Con la sentenza di esame, la prima Sezione della Suprema Corte di Cassazione (Pres. Didone, Rel. Di Virgilio) si è nuovamente espressa in materia di consecuzione di procedure (i.e. concordato preventivo e fallimento).
In particolare, la Cassazione, confermando il proprio precedente orientamento (ex multis, Cass. 18437/2010), ha affermato che, in caso di consecuzione, le procedure di concordato preventivo e fallimento devono essere equiparate in quanto la (successiva) dichiarazione di fallimento è conseguenza del medesimo stato di insolvenza, già valutato quale presupposto per l’ammissione al concordato preventivo. Ne consegue, pertanto, che i termini a ritroso per l’esercizio delle azioni revocatorie vanno calcolati tenendo conto non del momento in cui è stato dichiarato il fallimento, bensì di quello (necessariamente anteriore) in cui il debitore è stato ammesso alla procedura di concordato preventivo.
Il Supremo Collegio si è inoltre espresso in merito agli effetti della consecuzione delle procedure nei confronti dei soci illimitatamente responsabili di società prima ammessa al concordato preventivo e, solo successivamente, dichiarata fallita.

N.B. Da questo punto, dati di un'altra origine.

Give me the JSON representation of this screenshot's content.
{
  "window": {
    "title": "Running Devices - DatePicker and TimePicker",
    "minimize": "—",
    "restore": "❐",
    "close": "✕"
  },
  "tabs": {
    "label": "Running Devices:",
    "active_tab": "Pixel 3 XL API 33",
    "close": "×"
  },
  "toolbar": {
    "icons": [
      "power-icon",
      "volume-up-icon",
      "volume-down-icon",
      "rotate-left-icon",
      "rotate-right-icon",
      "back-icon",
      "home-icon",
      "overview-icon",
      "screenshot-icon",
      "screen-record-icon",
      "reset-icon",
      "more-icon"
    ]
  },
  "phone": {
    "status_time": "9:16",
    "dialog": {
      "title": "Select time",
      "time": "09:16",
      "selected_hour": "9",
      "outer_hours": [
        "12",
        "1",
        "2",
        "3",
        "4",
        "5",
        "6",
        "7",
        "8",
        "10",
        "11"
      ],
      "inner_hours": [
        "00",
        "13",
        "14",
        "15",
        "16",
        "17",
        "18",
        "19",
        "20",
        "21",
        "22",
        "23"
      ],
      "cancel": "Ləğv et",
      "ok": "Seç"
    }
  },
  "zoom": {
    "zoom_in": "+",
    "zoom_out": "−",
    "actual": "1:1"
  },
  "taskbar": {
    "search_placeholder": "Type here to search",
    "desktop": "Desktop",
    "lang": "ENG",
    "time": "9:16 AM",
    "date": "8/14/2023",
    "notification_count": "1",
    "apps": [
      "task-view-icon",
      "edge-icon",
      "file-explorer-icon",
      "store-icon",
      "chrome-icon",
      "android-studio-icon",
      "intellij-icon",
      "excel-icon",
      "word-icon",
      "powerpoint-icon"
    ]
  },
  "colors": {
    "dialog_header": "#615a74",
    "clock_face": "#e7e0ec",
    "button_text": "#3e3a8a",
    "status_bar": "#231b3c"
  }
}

Sul punto, la Cassazione ha affermato che il principio di consecuzione non è applicabile con riferimento ai crediti personali dei soci illimitatamente responsabili di società di persone, in quanto “l’efficacia del concordato preventivo della società nei confronti dei soci illimitatamente responsabili riguarda esclusivamente i debiti sociali”.